Jail builder John Hansen stuck to his recommendation of an 11-classification, 50-bed jail expandable to 74 beds, estimating the cost at about $6.35 million.
Hansen said May 15 that he and architect Rick Weidner looked at multiple scenarios in an attempt to get the cost under $6 million, but Hansen ultimately couldn’t recommend any of them.
“You’re not building for 20 years,” Hansen said. “You have to have some expansion capabilities to 50, 70 years.”
Though the jail will have significantly more capacity than the previous design by Shive-Hattery, it is expected to cost about $600,000 less. Jail expense is driven by having “people in there 24 hours a day trying to figure out how to destroy the dang thing,” Hansen said.

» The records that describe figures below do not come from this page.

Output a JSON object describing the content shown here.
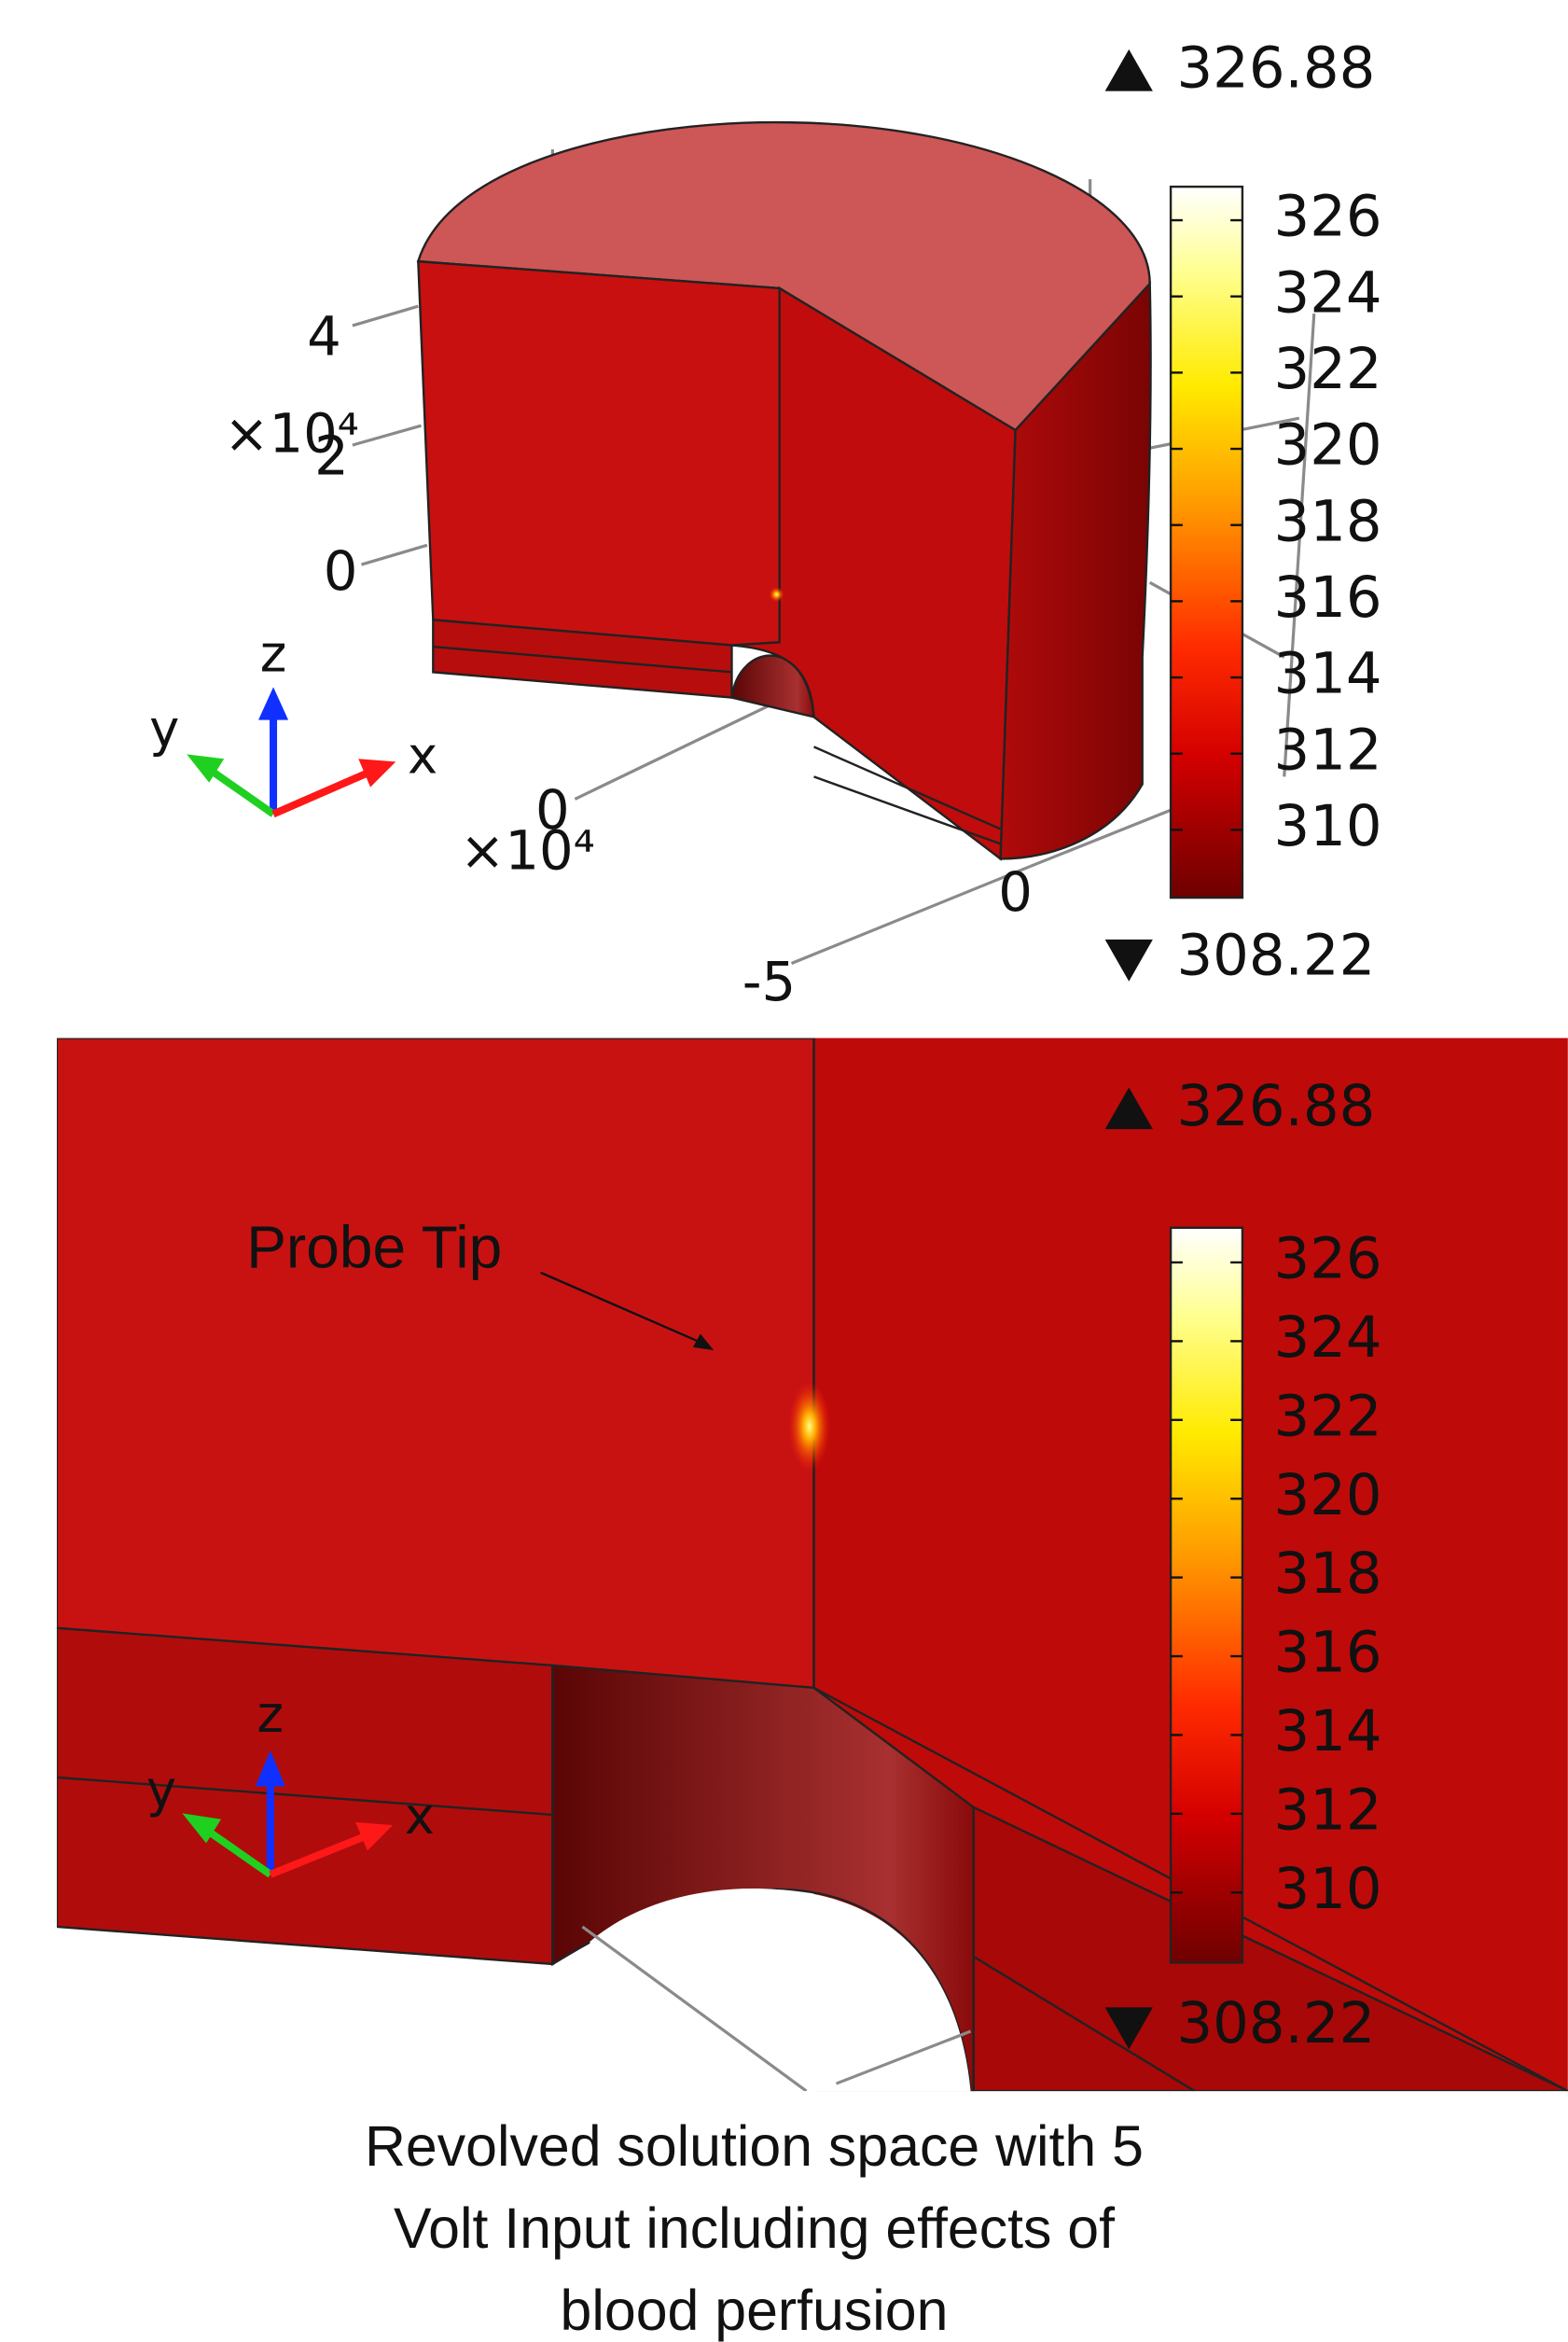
{
  "panels": [
    {
      "colorbar": {
        "max": 326.88,
        "min": 308.22,
        "ticks": [
          310,
          312,
          314,
          316,
          318,
          320,
          322,
          324,
          326
        ]
      },
      "axis_tick_labels": [
        "4",
        "2",
        "0",
        "0",
        "0",
        "-5"
      ],
      "exponent_labels": [
        "×10⁴",
        "×10⁴"
      ],
      "triad": {
        "x": "x",
        "y": "y",
        "z": "z"
      }
    },
    {
      "colorbar": {
        "max": 326.88,
        "min": 308.22,
        "ticks": [
          310,
          312,
          314,
          316,
          318,
          320,
          322,
          324,
          326
        ]
      },
      "triad": {
        "x": "x",
        "y": "y",
        "z": "z"
      },
      "annotation": "Probe Tip"
    }
  ],
  "caption": {
    "lines": [
      "Revolved solution space with 5",
      "Volt Input including effects of",
      "blood perfusion"
    ]
  }
}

Steel tariffs are driving up prices and market volatility in construction as well, Hansen said.
Jackson County Jail Advisory Committee members toured the Scott County Jail the previous day, returning with design suggestions and a cautionary tale about building too small.
The Scott County Jail is 10 years old but has been outgrown by the county, which transports prisoners to other county jails.
“They brought that up a lot of times,” said Jackson County Supervisor Larry McDevitt. “We’ll be sending people your way. It’s a nice straight shot, a half an hour up the interstate” Scott County officials told the Jackson County contingent
Jon Thoms suggested that, if Jackson County could depend on money from housing prisoners from other counties, the county could separate out part of the cost from the bond — for example, the cost of the land — which might then be paid back from out-of-county fees deposited into the county’s general fund.
The jail committee will meet again May 29 to discuss a pre-election education campaign.
Meanwhile, in Delaware County, the county’s third attempt at a jail vote passed by more than 85 percent.